A technical snafu left some Visa prepaid cardholders stunned and horrified Monday to see a $23,148,855,308,184,500 charge on their statements.
[From Glitch hits Visa users with more than $23 quadrillion charge – CNN.com]
How can you charge more than the GDP of the entire world to a prepaid card without a red light going on somewhere in the system? Once again, the golden rule is proven. Someone will always make a mistake, so make sure your payment system fails safe. A simple bounds check ought to do it: if PAYMENT_AMOUNT is greater US_NATIONAL_DEBT then “refer authorisation to a human operator”, or something like that.

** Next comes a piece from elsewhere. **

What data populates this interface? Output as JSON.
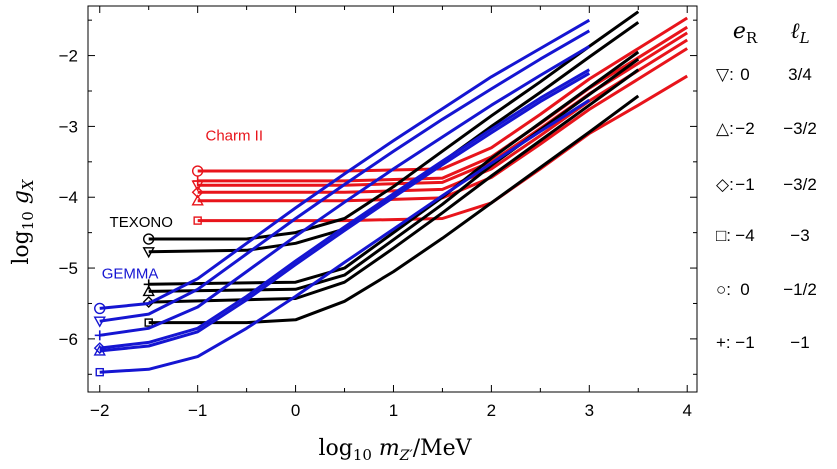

OK, so everyone makes mistakes. If this happened to me, by the way, I certainly wouldn’t call and complain — remember the old adage that if you owe bank a thousand dollars then you have a problem, but if you owe the bank 23 quadrillion dollars then the bank has a problem? I’d just call my bank, calmly, and ask for a service-not-rendered chargeback.
These opinions are my own (I think) and presented solely in my capacity as an interested member of the general public [posted with ecto]
The Register has a plausible explanation of why this might have happened. If the amount was interpreted as ASCII, space-padded, and then converted back to binary, you get almost exactly the amount these cards were charged:
http://www.theregister.co.uk/2009/07/16/visa_programming_error_cracked/
[Though interesting that ASCII was used; I though EBCDIC was still popular in banking]
Cases like this make me wonder what other sort of formatting glitches trigger incorrect charges; maybe ones less ridiculous and so not as easy to identify as being a computer error.